12 自衛隊の具体的な活動の一例としては、弾道ミサイルなどの飛来に備え、防衛大臣の当該命令を受けて、弾道ミサイルなど対処のための空自のペトリオットPAC-3や海自のイージス艦を展開し、弾道ミサイルなどが飛来してきた場合に、先に下された大臣の命令に基づきこれを破壊する。

13 わが国の方向へ発射される弾道ミサイルなどに関するデータを、発射直後、短時間のうちに米軍が解析して自衛隊に伝達する情報であり、具体的には、発射地域、発射時刻、落下予想地域、落下予想時刻などが伝達される。自衛隊は、日米安全保障体制のもとで、従来から、米軍との間で種々の情報交換を行っているところであり、その一環として早期警戒情報を受領しているもの(96(平成8)年4月から受領開始)。その性質上、精度などに限界があることは否定できないが、わが国の方向へ発射される弾道ミサイルなどに関するいわば「第一報」として、有益な情報であると考えている。

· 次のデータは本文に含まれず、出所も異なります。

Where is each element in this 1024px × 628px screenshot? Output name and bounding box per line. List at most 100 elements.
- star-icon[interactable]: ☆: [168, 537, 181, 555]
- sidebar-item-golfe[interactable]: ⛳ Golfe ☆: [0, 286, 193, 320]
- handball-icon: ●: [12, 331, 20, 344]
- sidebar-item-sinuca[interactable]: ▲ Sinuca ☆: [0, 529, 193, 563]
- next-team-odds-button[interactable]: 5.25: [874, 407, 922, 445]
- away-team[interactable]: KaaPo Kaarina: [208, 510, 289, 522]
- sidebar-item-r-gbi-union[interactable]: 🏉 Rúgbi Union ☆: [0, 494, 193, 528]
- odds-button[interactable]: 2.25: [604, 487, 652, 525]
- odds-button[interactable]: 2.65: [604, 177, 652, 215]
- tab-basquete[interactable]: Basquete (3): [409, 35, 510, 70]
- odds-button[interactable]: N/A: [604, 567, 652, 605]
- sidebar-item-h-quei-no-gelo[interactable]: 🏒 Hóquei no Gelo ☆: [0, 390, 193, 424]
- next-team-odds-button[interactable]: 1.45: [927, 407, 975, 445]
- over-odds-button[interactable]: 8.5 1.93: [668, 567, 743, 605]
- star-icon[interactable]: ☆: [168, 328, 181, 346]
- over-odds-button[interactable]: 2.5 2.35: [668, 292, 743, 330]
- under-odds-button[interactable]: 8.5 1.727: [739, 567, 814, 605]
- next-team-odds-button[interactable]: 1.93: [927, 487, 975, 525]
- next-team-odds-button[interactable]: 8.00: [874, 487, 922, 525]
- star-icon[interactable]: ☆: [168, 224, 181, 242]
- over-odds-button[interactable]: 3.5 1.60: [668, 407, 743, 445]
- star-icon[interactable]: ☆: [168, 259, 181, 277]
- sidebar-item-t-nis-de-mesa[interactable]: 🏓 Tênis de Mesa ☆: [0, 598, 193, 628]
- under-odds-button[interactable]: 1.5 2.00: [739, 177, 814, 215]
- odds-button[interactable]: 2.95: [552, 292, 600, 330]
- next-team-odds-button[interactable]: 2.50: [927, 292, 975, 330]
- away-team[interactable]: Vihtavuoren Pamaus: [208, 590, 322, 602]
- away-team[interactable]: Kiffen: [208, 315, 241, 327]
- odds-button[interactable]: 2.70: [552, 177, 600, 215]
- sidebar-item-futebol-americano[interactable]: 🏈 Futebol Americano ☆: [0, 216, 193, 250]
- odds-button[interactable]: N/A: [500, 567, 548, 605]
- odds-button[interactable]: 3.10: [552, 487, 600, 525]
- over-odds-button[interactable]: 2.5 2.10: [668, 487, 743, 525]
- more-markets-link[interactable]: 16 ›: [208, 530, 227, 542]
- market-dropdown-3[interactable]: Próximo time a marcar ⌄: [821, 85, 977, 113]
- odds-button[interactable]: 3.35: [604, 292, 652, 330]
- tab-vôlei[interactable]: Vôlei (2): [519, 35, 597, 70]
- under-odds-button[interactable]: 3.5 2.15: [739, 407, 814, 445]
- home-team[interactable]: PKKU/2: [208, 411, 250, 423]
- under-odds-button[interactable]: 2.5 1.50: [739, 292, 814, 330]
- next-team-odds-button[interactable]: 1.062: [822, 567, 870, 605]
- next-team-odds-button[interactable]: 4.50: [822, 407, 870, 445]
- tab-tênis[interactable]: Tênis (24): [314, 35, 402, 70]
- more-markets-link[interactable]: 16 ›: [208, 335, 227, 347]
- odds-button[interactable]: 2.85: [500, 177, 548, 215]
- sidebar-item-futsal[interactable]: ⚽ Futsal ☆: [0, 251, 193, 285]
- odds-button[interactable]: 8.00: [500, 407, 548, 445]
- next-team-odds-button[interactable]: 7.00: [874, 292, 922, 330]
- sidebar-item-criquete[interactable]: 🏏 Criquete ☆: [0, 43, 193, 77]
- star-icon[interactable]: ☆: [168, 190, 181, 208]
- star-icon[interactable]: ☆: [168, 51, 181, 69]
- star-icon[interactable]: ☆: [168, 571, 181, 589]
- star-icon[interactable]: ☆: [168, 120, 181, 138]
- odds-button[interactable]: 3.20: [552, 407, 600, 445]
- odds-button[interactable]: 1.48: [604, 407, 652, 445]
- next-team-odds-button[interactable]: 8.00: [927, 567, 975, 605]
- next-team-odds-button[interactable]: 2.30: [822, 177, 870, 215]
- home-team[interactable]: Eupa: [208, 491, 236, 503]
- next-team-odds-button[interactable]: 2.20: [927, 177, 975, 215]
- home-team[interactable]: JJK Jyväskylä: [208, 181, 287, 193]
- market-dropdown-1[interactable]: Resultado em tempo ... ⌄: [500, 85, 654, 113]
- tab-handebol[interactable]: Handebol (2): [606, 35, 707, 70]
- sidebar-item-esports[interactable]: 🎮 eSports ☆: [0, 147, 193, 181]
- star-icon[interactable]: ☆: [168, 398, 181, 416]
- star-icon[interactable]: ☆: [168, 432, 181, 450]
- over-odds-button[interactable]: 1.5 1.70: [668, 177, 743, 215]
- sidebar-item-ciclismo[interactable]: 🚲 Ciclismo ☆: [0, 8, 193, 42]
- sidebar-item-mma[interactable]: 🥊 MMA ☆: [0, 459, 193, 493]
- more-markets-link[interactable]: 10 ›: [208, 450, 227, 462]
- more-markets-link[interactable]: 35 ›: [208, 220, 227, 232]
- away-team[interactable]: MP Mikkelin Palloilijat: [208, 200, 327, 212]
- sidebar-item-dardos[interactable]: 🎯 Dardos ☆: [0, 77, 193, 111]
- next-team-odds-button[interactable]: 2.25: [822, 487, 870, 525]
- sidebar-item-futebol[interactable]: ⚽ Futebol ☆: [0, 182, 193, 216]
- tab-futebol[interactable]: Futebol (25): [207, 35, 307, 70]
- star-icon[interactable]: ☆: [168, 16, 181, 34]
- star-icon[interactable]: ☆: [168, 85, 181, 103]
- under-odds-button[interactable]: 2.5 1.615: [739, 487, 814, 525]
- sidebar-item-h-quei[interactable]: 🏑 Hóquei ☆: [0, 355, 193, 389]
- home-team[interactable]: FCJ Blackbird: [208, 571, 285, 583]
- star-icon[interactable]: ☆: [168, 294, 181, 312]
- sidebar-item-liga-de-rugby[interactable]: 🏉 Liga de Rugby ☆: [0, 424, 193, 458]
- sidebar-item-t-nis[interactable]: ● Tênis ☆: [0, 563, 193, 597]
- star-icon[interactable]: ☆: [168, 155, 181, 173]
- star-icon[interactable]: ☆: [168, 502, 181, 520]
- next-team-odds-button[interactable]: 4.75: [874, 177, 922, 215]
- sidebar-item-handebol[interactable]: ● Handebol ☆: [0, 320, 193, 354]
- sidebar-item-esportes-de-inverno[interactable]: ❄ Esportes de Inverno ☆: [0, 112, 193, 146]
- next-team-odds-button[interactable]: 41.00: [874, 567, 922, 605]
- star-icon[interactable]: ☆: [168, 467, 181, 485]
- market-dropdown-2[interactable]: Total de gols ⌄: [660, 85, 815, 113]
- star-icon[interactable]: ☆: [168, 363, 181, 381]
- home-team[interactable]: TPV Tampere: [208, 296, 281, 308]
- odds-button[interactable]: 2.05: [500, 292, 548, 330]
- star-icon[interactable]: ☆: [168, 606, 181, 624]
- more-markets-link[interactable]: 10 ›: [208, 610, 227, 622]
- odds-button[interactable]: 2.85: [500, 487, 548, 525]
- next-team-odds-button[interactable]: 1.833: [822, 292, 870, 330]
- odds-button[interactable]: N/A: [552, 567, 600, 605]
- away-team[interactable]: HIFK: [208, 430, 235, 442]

14 レーダーは、06(同18)年6月、青森県の空自車力(しゃりき)分屯基地に配備されたが、その後米軍車力通信所に移設された。

15 弾道ミサイル情報処理システムの一つ

16 ノーズコーン、第2段ロケットモーター、キネティック弾頭、赤外線シーカーをいう。

17 実際の発射の前日には、防衛省・自衛隊の情報伝達の不手際により、発射に関する誤報事案が生起した。実際の発射に際しては、情報収集や伝達を適切に行った。